With the release of the second Android N Developer Preview, we’re seeing Google introduce a few new changes to the core OS. It’s more than just those new emoji we told you about earlier. Our developer (and others) noticed the wording in Android N’s new Launcher shortcuts feature appears to hint at support for devices with pressure sensitive displays. You know, like on the iPhone 6S. Here’s what was posted in the Android N’s support docs:
Dynamic shortcuts and pinned shortcuts
An application can publish shortcuts with setDynamicShortcuts(List) and addDynamicShortcut(ShortcutInfo). There can be at most getMaxDynamicShortcutCount() number of dynamic shortcuts at a time from the same application. A dynamic shortcut can be deleted with deleteDynamicShortcut(String), and apps can also use deleteAllDynamicShortcuts() to delete all dynamic shortcuts.
The shortcuts that are currently published by the above APIs are called “dynamic”, because they can be removed by the creator application at any time. The user may “pin” dynamic shortcuts on Launcher to make “pinned” shortcuts. Pinned shortcuts cannot be removed by the creator app. An application can obtain all pinned shortcuts from itself with getPinnedShortcuts(). Applications should keep the pinned shortcut information up-to-date using updateShortcuts(List).

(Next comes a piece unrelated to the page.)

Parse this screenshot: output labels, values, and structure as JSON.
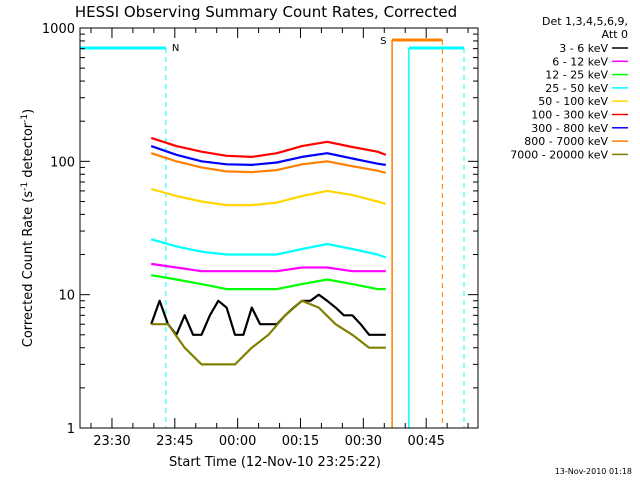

The number of pinned shortcuts does not affect the number of dynamic shortcuts that can be published by an application at a time. No matter how many pinned shortcuts that Launcher has for an application, the application can still always publish getMaxDynamicShortcutCount() number of dynamic shortcuts.
After discussing things with Nova Launcher developer Kevin Barry, he attempted to test out the feature for himself but to no avail. It appears these launcher shortcuts are gesture based, hinting strongly that the underlying framework for 3D Touch-like gestures is now supported in Android N. It also wouldn’t be too far off to imagine that — with the necessary software support already being featured in Android N — Google’s upcoming Nexus smartphone could have the actual hardware to take advantage of this feature.
Barry is currently still exploring the feature, so we’ll update when we have more. In the meantime, is a pressure sensitive display something you’d like to see on Android?